Inverse realism, in the commercial vision, creates another, Symbolic layer to social reality, and bolsters Imaginary self-representations by consolidating potentially invisible purchases and consumer preferences with more visible social media. But is this the only possible use? Consider how different, yet more vague, McGonigal's vision is from Schell's. Exactly what is "broken" in reality? For Schell, it is promotions and marketing. But is there a way to "make people feel engaged, successful, happy, and completely alive" that does not involve reconsolidating consumerism around new media? If unlockable achievements, leaderboards, leveling, and experience points are commercially portable aspects of video games, are they equally portable for pro-social purposes? What other, more socially than commercially positive cultural change could inverse realism service?



The limit of our analysis, particularly for investigating inverse realism, comes from focusing on the apparatus of screening without examining video game culture more broadly. Games do not rise and fall on the merits of their individual design alone. They are created and played within historical and material contexts that could well supersede the experience of the game as played. Nonetheless, a perspective on inverse realism goes to show ways that game design can be part and parcel of social engineering projects.

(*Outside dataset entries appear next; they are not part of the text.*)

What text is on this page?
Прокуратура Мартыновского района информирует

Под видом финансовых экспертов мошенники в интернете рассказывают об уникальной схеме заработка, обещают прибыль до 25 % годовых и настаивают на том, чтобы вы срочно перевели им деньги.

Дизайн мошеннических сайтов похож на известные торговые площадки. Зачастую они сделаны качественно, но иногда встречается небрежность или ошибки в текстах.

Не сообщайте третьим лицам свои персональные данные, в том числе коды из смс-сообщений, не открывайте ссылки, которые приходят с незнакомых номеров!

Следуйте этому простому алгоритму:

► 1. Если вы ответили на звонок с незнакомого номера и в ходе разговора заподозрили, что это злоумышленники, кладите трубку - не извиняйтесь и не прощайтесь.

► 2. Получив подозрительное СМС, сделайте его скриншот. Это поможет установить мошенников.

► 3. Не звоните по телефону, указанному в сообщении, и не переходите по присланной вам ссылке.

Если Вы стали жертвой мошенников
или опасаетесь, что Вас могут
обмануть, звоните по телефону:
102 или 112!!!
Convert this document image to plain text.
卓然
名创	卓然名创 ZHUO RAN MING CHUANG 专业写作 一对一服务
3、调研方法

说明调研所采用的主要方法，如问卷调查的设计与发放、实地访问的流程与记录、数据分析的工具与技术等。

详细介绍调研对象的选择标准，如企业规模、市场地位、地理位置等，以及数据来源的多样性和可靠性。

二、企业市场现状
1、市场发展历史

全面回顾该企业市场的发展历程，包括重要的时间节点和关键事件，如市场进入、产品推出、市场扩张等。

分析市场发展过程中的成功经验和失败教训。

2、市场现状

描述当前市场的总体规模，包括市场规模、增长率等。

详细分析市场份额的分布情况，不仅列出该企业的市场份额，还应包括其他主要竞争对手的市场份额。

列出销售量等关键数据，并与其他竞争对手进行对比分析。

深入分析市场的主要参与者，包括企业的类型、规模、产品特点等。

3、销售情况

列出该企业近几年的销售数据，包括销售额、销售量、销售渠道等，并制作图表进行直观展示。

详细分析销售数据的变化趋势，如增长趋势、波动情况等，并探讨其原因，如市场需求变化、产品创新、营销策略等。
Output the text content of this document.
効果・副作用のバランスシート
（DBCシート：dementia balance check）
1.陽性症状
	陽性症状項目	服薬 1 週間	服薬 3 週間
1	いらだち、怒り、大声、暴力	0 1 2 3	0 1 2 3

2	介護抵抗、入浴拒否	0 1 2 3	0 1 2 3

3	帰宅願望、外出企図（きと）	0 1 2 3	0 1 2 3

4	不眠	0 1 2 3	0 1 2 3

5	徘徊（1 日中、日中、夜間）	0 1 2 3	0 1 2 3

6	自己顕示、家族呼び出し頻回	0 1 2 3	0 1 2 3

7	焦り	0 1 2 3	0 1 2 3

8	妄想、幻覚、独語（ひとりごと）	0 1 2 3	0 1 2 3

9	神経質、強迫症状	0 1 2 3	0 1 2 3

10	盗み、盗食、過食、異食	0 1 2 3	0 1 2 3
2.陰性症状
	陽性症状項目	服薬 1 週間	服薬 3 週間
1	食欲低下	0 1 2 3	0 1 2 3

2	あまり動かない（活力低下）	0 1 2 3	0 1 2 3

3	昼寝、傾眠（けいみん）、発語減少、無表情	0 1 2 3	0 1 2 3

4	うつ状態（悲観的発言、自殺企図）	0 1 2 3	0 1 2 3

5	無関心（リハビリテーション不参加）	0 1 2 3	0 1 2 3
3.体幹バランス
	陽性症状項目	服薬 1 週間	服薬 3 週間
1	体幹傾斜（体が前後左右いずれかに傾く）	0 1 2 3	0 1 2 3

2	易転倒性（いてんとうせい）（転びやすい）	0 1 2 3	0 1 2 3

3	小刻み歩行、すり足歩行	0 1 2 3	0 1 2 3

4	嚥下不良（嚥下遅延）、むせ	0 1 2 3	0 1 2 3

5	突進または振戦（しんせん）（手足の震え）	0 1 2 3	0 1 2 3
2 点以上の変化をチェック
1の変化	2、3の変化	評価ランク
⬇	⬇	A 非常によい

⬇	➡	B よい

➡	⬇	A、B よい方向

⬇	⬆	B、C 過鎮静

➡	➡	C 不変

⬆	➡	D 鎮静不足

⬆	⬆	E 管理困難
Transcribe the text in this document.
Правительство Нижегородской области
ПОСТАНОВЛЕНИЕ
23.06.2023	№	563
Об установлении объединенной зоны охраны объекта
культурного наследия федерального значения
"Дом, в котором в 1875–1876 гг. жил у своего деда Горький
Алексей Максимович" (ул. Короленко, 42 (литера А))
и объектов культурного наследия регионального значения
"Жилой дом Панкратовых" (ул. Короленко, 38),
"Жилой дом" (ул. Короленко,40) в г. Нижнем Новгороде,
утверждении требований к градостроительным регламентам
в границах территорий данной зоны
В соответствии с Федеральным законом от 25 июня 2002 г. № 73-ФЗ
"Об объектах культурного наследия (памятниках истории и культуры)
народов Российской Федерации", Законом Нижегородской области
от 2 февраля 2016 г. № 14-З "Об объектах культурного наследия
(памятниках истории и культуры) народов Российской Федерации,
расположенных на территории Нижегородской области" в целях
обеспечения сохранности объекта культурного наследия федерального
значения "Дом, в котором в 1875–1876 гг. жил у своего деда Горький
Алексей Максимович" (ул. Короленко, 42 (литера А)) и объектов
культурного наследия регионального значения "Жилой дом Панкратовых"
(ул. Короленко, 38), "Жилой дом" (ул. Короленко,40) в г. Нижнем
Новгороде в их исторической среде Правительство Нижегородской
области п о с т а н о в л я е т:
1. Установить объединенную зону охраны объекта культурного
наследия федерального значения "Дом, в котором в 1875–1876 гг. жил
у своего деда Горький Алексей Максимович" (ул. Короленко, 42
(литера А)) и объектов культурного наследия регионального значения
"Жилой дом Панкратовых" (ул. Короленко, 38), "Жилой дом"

Beginning with Huizinga's idea of the magic circle as a world apart from the everyday, we have argued that video games are best understood as a contemporary version of games founded on the screening of player from played. Noting that players are both alienated from and incorporated into screen games, we drew from Lacan to articulate the interactive dimensions of this distinctly mediated play. Central to this articulation is the reciprocal determination of rules, wares, and representations comprising the video game apparatus. Turning from a consideration of the apparatus as a world apart and toward an understanding of the apparatus as a world also contiguous with the outside, we suggested three ways to think about video game realism: representational, simulative, and inverse.

Of these three, only representational realism rests on a unidirectional influence of the non-game world upon the game. Simulative and inverse realism, on the other hand, point to two different ways the magic circle, or knot, affects and is affected by social reality. Whereas simulative realism is already the subject of game studies concerning education, training, and media effects more generally, inverse realism is still emerging and deserves closer attention.